With the obvious barriers to internet access and even an occasional blackout holding African game developers back, a new generation of entrepreneurs emerges, founding their own game development companies, and making it their mission to meet the demand to see African-centric titles and characters appear on the worldwide gaming scene.
Here are some of the best African firms out there, working on everything from augmented reality (AR) projects to mobile button bashers.
Augmented Reality Gaming Comes to Africa
Until now AR and VR games were a staple of huge tech and gaming giants from the US, Europe, and Asia, who have long been developing the games and headsets needed to make them happen, with everything from VR casinos to Pokémon Go coming from their intricate developmental pipelines.
However, when it comes to augmented reality gaming in Africa it is the Kenyan based gaming firm Internet of Elephants that leads the way, recently garnering worldwide media interest from their new game Wildeverse, which takes players into the habitats of wild animals regardless if they’re walking in their backyards or just playing at home. The game was fine-tuned by the team in the jungles of Borneo and Congo, where the developers learned all they could about the animals and habitats they wished to portray in the game.

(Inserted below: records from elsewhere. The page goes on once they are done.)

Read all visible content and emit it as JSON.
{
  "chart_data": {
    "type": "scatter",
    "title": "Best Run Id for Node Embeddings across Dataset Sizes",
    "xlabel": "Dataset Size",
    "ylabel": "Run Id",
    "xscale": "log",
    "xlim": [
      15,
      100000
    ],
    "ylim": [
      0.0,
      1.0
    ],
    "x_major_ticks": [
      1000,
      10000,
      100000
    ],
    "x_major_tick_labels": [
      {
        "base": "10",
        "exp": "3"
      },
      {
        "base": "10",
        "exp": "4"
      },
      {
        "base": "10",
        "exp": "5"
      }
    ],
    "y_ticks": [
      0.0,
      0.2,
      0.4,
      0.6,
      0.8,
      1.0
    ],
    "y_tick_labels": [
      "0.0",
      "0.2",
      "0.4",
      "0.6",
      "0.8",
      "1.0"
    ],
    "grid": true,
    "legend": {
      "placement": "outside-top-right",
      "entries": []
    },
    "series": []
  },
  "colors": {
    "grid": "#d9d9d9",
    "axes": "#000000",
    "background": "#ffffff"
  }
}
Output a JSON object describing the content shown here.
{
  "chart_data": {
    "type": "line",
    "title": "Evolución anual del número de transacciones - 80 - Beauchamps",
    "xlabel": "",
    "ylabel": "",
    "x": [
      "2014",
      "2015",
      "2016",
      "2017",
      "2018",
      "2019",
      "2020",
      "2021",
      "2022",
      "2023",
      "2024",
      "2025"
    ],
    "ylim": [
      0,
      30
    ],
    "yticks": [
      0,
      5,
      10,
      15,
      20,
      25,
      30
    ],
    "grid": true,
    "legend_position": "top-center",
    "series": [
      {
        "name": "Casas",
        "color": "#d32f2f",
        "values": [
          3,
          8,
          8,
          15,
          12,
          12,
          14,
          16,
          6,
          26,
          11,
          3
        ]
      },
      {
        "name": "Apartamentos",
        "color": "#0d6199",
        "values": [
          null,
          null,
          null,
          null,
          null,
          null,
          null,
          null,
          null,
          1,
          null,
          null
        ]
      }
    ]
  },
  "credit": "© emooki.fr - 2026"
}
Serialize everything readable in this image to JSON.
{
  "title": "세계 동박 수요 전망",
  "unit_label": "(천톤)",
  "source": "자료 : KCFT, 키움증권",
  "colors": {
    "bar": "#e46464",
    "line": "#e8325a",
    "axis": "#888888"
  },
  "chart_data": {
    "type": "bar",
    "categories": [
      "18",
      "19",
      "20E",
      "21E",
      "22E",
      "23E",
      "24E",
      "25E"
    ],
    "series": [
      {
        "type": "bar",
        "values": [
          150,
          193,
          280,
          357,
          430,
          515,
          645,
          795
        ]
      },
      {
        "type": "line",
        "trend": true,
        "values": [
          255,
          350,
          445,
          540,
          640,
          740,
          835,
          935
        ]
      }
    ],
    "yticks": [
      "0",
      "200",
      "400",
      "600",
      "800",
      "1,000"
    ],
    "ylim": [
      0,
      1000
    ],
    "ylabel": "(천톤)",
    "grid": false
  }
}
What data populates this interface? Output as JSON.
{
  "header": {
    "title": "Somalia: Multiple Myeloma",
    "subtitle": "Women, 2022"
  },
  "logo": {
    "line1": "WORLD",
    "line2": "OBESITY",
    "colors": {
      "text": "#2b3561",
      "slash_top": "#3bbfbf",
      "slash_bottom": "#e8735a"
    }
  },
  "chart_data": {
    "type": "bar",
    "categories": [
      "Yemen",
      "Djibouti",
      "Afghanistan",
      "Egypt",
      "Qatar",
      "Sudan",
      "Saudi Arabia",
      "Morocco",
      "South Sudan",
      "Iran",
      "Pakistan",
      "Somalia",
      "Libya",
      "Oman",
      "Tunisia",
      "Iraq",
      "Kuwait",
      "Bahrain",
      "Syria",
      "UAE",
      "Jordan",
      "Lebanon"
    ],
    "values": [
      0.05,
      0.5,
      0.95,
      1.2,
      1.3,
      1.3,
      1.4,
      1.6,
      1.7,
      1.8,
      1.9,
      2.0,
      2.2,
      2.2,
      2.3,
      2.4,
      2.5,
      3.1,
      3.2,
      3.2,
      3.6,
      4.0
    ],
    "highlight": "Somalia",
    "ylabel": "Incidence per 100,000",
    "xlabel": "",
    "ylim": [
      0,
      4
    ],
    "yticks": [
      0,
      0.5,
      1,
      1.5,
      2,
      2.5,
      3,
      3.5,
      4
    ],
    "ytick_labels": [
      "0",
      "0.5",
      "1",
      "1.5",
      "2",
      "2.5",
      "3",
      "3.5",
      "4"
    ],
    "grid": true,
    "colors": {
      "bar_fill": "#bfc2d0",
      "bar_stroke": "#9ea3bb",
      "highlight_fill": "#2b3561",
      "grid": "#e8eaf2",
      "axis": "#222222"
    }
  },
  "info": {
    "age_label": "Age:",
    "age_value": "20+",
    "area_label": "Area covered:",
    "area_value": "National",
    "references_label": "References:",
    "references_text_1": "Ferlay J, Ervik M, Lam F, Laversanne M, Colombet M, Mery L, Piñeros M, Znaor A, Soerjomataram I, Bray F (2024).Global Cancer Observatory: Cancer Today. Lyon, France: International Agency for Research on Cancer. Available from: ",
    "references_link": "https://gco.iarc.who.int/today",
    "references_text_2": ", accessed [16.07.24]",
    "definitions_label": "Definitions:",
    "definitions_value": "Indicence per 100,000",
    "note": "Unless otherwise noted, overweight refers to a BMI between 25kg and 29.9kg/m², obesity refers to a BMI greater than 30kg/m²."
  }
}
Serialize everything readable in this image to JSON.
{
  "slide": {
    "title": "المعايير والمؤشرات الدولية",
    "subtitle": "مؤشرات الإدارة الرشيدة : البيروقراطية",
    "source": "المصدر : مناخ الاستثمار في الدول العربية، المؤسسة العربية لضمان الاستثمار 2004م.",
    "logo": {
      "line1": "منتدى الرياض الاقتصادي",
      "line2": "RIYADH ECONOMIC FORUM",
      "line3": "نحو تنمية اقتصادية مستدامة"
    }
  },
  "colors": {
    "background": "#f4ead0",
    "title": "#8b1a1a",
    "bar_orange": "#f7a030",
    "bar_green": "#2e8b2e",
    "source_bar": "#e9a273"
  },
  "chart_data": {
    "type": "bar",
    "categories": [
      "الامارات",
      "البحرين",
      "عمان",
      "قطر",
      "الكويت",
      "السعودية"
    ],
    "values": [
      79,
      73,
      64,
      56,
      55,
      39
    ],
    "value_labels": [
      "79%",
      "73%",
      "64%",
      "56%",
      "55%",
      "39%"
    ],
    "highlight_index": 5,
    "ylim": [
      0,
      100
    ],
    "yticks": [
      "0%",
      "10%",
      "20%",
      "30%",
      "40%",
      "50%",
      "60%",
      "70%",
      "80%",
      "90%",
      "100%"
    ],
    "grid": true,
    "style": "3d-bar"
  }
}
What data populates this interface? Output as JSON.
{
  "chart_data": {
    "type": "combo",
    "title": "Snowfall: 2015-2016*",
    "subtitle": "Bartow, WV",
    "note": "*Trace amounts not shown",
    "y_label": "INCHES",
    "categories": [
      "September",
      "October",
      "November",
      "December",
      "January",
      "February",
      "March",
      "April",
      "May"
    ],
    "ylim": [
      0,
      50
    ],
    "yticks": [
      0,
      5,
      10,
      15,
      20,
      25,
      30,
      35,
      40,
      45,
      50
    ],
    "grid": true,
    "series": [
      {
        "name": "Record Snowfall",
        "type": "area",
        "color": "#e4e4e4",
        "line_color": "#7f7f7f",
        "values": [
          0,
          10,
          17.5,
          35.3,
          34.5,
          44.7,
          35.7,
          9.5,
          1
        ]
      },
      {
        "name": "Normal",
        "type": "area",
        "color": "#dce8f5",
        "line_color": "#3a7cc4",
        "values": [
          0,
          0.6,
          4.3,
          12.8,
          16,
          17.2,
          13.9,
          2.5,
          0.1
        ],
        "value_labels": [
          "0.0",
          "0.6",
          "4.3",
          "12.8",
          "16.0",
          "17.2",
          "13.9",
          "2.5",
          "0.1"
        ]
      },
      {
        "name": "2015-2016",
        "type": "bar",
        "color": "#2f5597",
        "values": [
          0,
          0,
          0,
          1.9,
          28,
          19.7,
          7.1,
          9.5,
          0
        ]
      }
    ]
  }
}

Mobile Gaming Makes Sense for Africa
With very few of the continent’s inhabitants having access to computer terminals or steady internet connections, it makes sense that the future of gaming in Africa is likely to take place on mobile devices. It is therefore not a surprise that some of the most innovative African gaming companies are focusing their attention on the mobile sector.
Leti Arts is one of these companies, which originated in Ghana but ultimately settled in Kenya. Their flagship titles include Africa’s Legends and Reawakening, both of which draw heavily from various blends of African folklore and legend to create unique gaming experiences. This makes a welcome change from bungled appropriation leaning attempts by foreign gaming companies who tend to resort to boring stereotypes when creating Africa-themed games and characters.
For Francophone gamers, there’s a company doing similar things in Cameroon. Kiro’o Games’ main title is Aurion: The Legacy of the Kori-Odan, which looks to African cultural heritage for inspiration.
Meanwhile, many African mobile gaming companies are finding new ways to monetize their often free-to-install gaming apps. One example of this is a Nigerian company Gamsole who has partnered with Diamond Bank, that wishes to educate and engage potential new clients, knowing full well that games are a perfect vehicle for customer satisfaction. This is a trend that will no doubt grow this decade, with developers likely wishing to diversify their offerings to markets where there’s a lot of money to spend. Who knows, the next time you go to top up your phone credit or even use your Oddschecker mobile casino bonus you may find yourself coming face to face with an African-made mobile game.
African Games Demanding Space on Major Platforms
Another promising advance for budding African developers is that some have already begun to make inroads into the world’s biggest gaming platforms. This has been evidenced by South African company Nyamakop featuring their wonderful game Semblance on non-other than the Nintendo Switch, allowing gamers all over the globe to play a game whose roots are firmly planted in African soil.
Another example of this is Tunisia’s DigitalMania, one of the continent’s most experienced game design houses, who have racked up a whole backlist of games that are consistently played by millions of users on platforms as huge as Facebook, Google Play and the Apple Store.
By the time gaming producers in Europe, Asia, and the US wake up to the potential of gaming in Africa they may find they’re too late because the homegrown talent in this field is only set to grow. We’ll still have to wait for a couple of years to see if these seeds will bring fruit, but the potential is hard to ignore.